Hawley, best known for his work on FX’s Fargo series, told a group of reporters during the Television Critics Association conference today his biggest question was whether or not the show could stand on its own when the supernatural elements were removed. Hawley said Legion needed to focus on David Haller (Dan Stevens) as a character before anything else. Especially, Hawley added, after being categorized as someone different from the rest of society for so long.
“If we remove the genre, is there a compelling show you want to watch there?,” Hawley asked.
Hawley added one of the themes he wanted to explore in-depth was the way Haller saw himself and the way he was seen by those around him. Legion follows Haller, a man who believes he suffers from paranoid schizophrenia, and who later discovers the voices he thought he was hearing may not be auditory hallucinations. As he learns more about his powers and who he really is, his perception of himself changes.
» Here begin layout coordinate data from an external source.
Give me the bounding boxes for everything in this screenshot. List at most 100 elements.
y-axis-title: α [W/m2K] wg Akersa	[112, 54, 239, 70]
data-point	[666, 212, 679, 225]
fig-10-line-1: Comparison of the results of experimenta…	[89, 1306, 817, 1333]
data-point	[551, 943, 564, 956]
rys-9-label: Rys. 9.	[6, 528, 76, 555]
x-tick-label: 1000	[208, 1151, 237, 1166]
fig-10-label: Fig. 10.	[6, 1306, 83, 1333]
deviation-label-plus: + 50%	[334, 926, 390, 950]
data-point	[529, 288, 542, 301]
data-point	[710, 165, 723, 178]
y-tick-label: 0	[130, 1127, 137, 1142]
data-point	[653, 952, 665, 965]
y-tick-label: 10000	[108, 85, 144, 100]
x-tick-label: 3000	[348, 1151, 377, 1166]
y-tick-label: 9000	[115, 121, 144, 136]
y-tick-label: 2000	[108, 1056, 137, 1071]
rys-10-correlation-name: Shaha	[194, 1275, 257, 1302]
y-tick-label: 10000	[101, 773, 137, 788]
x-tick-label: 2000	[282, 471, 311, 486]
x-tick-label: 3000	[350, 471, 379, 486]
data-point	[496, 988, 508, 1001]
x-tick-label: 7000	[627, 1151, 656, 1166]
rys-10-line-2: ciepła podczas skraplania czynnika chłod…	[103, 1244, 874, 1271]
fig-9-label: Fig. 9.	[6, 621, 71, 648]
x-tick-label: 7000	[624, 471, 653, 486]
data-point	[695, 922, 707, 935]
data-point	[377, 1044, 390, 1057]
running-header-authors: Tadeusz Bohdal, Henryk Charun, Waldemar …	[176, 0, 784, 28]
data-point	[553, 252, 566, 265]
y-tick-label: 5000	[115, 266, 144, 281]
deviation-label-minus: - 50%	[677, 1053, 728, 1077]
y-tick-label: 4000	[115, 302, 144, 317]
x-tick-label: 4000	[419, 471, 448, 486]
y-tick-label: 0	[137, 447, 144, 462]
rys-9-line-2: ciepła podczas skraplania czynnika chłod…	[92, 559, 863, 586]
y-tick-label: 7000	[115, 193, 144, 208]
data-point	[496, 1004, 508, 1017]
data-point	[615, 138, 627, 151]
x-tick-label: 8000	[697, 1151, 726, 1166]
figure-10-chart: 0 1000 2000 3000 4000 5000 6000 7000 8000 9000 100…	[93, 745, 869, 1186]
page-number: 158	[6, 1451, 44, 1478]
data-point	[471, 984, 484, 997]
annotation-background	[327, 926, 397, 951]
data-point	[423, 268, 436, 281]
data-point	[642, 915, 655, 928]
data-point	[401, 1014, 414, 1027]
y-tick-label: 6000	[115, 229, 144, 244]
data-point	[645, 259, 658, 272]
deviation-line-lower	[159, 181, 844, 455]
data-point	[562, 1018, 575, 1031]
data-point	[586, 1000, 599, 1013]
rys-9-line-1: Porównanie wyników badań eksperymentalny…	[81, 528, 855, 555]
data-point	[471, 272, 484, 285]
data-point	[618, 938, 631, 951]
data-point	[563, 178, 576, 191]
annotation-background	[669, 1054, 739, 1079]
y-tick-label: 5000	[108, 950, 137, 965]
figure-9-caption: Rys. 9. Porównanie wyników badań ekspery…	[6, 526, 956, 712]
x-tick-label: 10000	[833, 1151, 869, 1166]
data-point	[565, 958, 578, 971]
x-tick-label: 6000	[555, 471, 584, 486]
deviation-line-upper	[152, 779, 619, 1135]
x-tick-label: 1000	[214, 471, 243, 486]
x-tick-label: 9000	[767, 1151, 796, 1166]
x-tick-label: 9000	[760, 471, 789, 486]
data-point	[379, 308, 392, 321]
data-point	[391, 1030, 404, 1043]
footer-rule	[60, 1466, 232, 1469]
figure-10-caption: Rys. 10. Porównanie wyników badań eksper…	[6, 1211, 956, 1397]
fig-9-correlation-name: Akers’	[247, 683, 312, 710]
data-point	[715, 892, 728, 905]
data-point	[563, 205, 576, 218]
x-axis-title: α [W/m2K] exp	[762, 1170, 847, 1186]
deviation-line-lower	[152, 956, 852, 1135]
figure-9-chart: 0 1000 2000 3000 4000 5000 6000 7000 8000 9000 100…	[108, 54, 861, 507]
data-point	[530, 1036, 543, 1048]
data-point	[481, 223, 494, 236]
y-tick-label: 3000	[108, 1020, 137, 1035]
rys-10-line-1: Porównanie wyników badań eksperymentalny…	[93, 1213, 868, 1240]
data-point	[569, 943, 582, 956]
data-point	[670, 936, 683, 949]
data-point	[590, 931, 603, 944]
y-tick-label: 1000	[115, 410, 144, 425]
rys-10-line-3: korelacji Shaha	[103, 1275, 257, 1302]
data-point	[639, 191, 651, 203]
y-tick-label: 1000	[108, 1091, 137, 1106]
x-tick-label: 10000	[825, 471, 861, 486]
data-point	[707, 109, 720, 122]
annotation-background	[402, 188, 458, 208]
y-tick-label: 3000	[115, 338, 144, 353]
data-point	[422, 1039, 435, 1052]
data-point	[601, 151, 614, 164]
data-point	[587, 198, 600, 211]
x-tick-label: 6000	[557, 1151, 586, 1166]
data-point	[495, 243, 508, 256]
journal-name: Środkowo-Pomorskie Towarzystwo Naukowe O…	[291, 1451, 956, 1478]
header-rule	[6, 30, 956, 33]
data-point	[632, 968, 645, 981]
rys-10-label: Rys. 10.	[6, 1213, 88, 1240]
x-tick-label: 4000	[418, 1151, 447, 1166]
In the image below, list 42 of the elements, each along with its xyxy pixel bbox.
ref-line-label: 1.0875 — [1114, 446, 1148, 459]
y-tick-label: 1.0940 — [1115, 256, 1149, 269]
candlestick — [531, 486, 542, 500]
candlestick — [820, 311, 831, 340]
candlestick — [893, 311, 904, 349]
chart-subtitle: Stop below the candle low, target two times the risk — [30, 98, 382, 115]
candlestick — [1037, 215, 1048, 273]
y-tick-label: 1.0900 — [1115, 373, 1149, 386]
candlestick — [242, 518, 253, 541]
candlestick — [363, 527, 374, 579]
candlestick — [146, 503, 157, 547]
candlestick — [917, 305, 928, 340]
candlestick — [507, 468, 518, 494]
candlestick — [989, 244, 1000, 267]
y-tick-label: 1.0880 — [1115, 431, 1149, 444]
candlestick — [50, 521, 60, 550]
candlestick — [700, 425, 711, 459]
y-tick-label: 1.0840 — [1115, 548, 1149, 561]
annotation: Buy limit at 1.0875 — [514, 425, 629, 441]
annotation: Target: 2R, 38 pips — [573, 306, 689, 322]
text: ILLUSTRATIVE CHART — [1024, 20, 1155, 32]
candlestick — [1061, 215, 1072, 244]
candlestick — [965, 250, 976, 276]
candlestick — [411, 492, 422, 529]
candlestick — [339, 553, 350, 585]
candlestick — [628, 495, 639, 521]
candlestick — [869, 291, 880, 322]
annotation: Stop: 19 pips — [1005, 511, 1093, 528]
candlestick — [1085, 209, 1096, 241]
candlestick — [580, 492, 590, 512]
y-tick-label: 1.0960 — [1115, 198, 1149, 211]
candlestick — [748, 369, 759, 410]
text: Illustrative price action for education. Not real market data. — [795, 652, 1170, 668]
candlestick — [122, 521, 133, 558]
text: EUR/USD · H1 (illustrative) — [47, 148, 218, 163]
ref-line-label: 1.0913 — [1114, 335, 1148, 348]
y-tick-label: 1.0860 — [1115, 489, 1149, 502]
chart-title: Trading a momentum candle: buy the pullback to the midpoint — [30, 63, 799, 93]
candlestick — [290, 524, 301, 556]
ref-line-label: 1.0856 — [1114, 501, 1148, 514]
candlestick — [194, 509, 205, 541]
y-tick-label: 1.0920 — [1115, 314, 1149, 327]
It’s that internal drama, Hawley added, that makes Legion different from most other Netflix shows and what he believes will appeal to audiences.
“The underlying thing with the X-Men, as a franchise, is that it’s about a group of people who have been defined one way by society — as outsiders or mentally ill or different in a way that ostracizes them,” Hawley said, as reported by Entertainment Weekly. “So if you have these characters who have all been defined one way by society, then it felt interesting to me to make this show about that transition, to see Dan in the context of believing that he has a mental illness and then to take him someplace where they say, ‘No, you don’t have a mental illness, you have these abilities and we’re going to be able to take you back into your past and what you thought was your illness was you coming into your powers.”
His attitude toward the show was echoed by Jeph Loeb, Marvel’s head of television, who reiterated that Legion wasn’t a traditional superhero show. Loeb said Marvel was interested in telling smart, thoughtful stories and while other series may carry a more traditional superhero tone, Legion didn’t have to. Loeb also wasn’t worried that people would show up to watch Legion and expect it to have a similar feel to what Marvel and Netflix have been producing on other networks like ABC and Netflix.
“For Marvel, we’re just interested in telling really good stories,” Loeb said. “Legion, in particular, redefines the genre in a new way. We don’t know anyone’s going to come to the show because they think it’s going to be ‘like The Defenders.’
“We think [of] Noah Hawley and the cast and the writing and FX … have merged together to tell a kind of show that Marvel’s never made before.”
Polygon saw the first episode of Legion back in October at New York Comic Con and said it was a, “biting, fast-paced, unforgettable pilot, and none of these stylistic conventions should surprise fans of Fargo, two seasons deep into the award-winning FX series. But they seem atypical for a superhero show, which Legion nominally is.”
Legion will premiere on Feb. 8 at 10 p.m. ET on FX.